Quizás sí estaba tratando de controlar todo. Quizás sí estaba buscando reparar algo roto desde hace mucho tiempo.
Esa noche no dormí. Me quedé mirando el techo de nuestra casa en Villa María del Triunfo, escuchando los ladridos lejanos y el zumbido de los mototaxis en la avenida. Pensé en mi infancia: en cómo mamá me peinaba antes de ir al colegio, en cómo me defendía cuando papá levantaba la voz. Pero también pensé en sus gritos, en sus chantajes emocionales, en cómo me hacía sentir culpable por querer salir con mis amigas o por soñar con estudiar fuera del barrio.
Al día siguiente, decidí ir a verla igual. Caminé las seis cuadras hasta su casa bajo el sol abrasador de Lima, esquivando vendedores ambulantes y niños jugando fútbol en la vereda. Toqué la puerta de fierro oxidado y esperé.
—¿Quién es? —preguntó su voz desde adentro.
—Soy yo, mamá —respondí, sintiendo un nudo en la garganta.
Tardó en abrir. Cuando lo hizo, me miró con esos ojos grises llenos de cansancio y desconfianza.
—Te dije que no vengas —susurró.
—Solo quiero hablar —le dije—. No voy a quedarme mucho.
Entré al pequeño comedor donde todo olía a alcanfor y sopa recalentada. Me senté frente a ella y por un momento ninguna dijo nada. El reloj de pared marcaba cada segundo como un martillo.
—¿Por qué no quieres verme? —pregunté al fin.
Ella suspiró y se frotó las manos huesudas. —Porque cada vez que vienes me recuerdas todo lo que no hice bien contigo. Porque siento que esperas algo de mí que ya no puedo darte.
Me mordí los labios para no llorar. —Solo quiero estar contigo…
—No es cierto —me interrumpió—. Quieres que sea otra persona. Quieres una madre perfecta y yo ya no puedo serlo.
La rabia me subió a la cabeza. —¿Y tú? ¿Nunca pensaste en lo que yo necesitaba? ¿En cómo me sentía cuando me decías que era una carga?
Ella bajó la mirada. Por primera vez vi lágrimas asomando en sus ojos secos.
—Yo también tenía miedo —susurró—. Miedo de quedarme sola, miedo de perderte…
Nos quedamos así, dos mujeres heridas por el orgullo y los años mal vividos. Afuera pasaba un vendedor de tamales gritando su pregón; adentro solo había silencio y dolor.

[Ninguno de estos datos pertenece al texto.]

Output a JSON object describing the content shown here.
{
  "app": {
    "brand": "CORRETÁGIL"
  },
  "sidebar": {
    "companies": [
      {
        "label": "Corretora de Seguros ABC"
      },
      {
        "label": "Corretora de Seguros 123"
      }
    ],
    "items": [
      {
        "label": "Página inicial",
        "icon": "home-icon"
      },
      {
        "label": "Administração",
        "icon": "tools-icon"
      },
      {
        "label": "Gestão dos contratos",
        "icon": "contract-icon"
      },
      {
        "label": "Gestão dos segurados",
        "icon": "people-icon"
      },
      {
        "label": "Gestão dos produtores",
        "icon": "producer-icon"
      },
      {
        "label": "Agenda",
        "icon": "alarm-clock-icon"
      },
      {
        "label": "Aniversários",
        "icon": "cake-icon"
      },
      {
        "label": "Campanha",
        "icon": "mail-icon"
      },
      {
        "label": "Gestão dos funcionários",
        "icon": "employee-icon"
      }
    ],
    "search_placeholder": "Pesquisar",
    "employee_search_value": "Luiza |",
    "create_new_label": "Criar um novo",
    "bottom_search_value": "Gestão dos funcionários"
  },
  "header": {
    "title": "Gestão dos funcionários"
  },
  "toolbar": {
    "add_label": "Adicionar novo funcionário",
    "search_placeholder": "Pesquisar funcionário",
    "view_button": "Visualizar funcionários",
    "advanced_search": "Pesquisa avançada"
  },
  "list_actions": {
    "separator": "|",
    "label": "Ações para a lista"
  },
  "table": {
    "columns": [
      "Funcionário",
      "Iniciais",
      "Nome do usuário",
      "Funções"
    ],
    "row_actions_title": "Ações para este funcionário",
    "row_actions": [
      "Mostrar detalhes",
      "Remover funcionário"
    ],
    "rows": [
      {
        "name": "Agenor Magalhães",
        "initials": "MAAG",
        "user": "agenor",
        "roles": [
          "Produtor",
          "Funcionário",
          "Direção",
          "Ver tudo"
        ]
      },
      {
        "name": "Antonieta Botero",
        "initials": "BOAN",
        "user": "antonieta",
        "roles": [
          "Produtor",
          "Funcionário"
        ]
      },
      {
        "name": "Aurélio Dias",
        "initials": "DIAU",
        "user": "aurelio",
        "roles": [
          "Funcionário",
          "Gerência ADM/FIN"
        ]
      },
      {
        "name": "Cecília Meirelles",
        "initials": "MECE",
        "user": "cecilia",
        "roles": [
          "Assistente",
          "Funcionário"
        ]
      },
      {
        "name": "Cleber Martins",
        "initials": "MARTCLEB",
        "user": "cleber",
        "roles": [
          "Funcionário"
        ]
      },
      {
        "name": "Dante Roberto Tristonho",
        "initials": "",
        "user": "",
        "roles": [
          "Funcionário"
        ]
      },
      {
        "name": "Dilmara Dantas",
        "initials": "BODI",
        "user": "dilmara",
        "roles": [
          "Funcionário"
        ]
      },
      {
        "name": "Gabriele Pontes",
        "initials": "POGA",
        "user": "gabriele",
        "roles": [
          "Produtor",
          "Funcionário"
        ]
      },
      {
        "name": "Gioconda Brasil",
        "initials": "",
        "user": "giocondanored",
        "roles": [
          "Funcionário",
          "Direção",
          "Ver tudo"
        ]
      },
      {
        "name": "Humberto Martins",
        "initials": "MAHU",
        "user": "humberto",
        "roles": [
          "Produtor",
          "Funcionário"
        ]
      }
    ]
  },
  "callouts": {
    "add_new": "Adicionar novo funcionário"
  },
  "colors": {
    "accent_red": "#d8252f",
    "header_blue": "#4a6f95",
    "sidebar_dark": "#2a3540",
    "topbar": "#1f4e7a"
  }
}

—¿Y ahora qué hacemos? —pregunté al fin.
Ella se encogió de hombros. —No sé… Tal vez aprender a perdonarnos un poco cada día.
Me levanté para irme y ella me tomó la mano con fuerza inesperada.
—No dejes de venir… pero ven como eres tú, no como quieres que yo sea —me dijo.
Salí a la calle sintiendo el peso del sol y del perdón a medias. Caminé despacio, dejando atrás la casa vieja y los fantasmas del pasado.
Ahora me pregunto: ¿cuántas veces dejamos de ver a quienes amamos por miedo a enfrentarnos a nosotros mismos? ¿Cuántas veces confundimos ayudar con controlar? ¿Y si mañana ya no tenemos tiempo para decir lo que callamos hoy?